Apollonius nahm sein gedankenvolles Schweigen für eine Antwort.
»Weißt du's nicht«, fuhr er fort, »so laß uns zusammen zu ihr gehen und sie fragen. Ich muß wissen, was ich tun soll. Das Leben seither darf nicht so fortgehen. Was würde der Vater sagen, wenn er's wüßte! Mir ist's Tag und Nacht ein Vorwurf, daß er es nicht weiß. Es ist für uns alle besser, Fritz. Komm, laß es uns nicht verschieben!«
Fritz Nettenmair hörte nur die Zumutung des Bruders. Er sollte ihn zu ihr führen! Er sollte ihn jetzt zu ihr führen! Wußte Apollonius schon von ihrem Zustand und wollte ihn benutzen? Es bedurfte der Frage nicht; wenn sie sich jetzt nur sahen, mußten sie sich verstehen. Dann war es da, wovon er wußte, es mußte kommen, und doch Verzweiflungsanstrengungen machte, ihm das Kommen zu wehren. Sie durften jetzt nicht einander gegenüberstehen; sie durften sich jetzt nicht sehen, bis er eine neue Scheidemauer zwischen sie gebaut. Woraus? Darauf zu sinnen war jetzt nicht Muße. Einen Vorwand mußte er haben, den Gang zu ihr zu verhindern, Zeit, den Vorwand zu finden. Und nur um die Zeit zu gewinnen, lachte er: »Freilich! jovial fragen. Wer fragt, wird berichtet. Aber wie fällt dir das eben jetzt ein? Eben jetzt?« Ein Gedanke, der ihn überwältigend traf wie ein Blitz, wurde ohne seine Wahl zu dieser Frage.

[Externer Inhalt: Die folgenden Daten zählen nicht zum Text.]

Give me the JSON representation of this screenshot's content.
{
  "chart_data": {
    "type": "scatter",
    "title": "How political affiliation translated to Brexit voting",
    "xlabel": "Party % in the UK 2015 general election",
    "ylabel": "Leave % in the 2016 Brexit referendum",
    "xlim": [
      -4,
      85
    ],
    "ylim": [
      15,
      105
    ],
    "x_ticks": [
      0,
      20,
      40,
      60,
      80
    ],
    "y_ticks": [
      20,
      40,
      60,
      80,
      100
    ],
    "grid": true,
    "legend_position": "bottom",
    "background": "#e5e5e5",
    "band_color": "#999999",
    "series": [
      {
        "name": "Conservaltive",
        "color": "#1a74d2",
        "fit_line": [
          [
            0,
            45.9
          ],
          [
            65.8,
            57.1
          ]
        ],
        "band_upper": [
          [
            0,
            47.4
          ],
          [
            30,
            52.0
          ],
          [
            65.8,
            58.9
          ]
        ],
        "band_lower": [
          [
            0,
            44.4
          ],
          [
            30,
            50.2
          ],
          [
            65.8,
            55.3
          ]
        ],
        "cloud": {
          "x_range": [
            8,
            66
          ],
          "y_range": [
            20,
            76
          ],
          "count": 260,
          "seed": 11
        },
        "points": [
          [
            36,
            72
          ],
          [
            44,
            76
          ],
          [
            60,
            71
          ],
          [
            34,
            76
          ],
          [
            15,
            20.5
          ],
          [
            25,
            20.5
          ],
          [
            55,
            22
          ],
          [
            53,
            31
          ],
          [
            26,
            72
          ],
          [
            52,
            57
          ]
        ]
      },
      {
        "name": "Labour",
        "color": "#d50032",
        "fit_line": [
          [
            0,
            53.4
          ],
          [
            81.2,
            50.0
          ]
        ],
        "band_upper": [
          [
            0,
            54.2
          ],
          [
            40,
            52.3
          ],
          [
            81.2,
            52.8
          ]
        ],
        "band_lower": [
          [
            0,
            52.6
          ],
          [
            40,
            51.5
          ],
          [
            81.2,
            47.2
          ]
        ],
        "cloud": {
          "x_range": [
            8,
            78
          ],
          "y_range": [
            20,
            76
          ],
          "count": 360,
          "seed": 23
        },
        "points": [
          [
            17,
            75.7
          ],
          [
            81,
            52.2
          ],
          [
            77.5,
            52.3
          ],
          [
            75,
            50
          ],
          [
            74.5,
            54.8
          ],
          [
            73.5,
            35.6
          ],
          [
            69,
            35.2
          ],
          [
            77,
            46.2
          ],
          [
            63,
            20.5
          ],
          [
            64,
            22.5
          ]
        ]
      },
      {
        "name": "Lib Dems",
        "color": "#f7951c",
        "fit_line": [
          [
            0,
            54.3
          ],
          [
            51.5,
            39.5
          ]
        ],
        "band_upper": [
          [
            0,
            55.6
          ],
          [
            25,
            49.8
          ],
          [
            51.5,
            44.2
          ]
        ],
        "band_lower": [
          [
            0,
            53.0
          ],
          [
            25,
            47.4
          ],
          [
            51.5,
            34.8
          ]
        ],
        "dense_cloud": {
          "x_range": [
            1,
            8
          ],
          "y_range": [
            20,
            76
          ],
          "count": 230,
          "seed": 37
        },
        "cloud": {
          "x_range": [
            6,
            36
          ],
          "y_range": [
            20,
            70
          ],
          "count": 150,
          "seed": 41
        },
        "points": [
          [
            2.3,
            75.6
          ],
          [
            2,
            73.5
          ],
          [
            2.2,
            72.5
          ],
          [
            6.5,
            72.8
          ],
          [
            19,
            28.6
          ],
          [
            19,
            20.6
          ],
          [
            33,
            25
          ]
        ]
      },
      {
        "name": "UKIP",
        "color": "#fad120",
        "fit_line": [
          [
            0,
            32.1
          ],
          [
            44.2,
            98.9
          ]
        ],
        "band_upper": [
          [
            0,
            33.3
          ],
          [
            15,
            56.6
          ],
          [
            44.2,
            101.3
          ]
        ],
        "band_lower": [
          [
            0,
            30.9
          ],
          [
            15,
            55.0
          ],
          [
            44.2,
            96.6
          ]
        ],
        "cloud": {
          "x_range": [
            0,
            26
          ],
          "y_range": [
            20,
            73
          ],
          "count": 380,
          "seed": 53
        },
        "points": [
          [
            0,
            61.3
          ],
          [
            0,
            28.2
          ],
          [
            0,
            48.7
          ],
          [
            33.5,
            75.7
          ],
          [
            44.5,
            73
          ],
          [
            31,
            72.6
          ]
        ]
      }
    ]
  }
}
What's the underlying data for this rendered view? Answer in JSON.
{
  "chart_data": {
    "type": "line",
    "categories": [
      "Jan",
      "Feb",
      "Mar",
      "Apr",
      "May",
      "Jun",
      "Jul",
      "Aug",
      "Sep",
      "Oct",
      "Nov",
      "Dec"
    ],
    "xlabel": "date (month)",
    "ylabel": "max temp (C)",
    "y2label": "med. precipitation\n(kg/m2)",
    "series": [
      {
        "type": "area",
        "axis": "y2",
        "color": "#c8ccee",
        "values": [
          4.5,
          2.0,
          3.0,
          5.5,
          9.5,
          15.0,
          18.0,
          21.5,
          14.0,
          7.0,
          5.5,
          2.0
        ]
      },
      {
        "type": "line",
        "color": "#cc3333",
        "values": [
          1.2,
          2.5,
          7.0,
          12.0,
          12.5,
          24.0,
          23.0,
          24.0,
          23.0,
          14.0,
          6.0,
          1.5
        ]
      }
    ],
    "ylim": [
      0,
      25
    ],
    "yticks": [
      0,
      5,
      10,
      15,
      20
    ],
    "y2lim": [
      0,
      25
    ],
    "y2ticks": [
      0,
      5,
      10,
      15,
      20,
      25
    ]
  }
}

Apollonius war schon an der Tür. Er wandte sich zurück zum Bruder und antwortete mit einer Freude, die diesem eine teuflische schien, weil er ihm nicht in das ehrliche Gesicht sah. Dafür würde Apollonius in des Bruders Antlitz ein Etwas von Teufelsangst ertappt haben, hätte dieser es ihm zugewandt. Und vielleicht dennoch nicht. Er würde den Bruder vielleicht für krank gehalten haben, so ohne die mindeste Ahnung von dem, was den Bruder dabei ängsten könne, als er war. Ja, was ihn freute, mußte ja auch den Bruder freuen.
»Früher«, entgegnete Apollonius, »mußt' ich fürchten, sie noch mehr zu erzürnen. Und das würde dir noch weniger lieb gewesen sein als mir.«
Der Bruder lachte und bejahte in seiner jovialen Weise mit Kopf und Schultern, um nur etwas zu tun. Und sein: »Und jetzt?« schien nun vom Lachen halb erstickt, nicht von etwas anderem.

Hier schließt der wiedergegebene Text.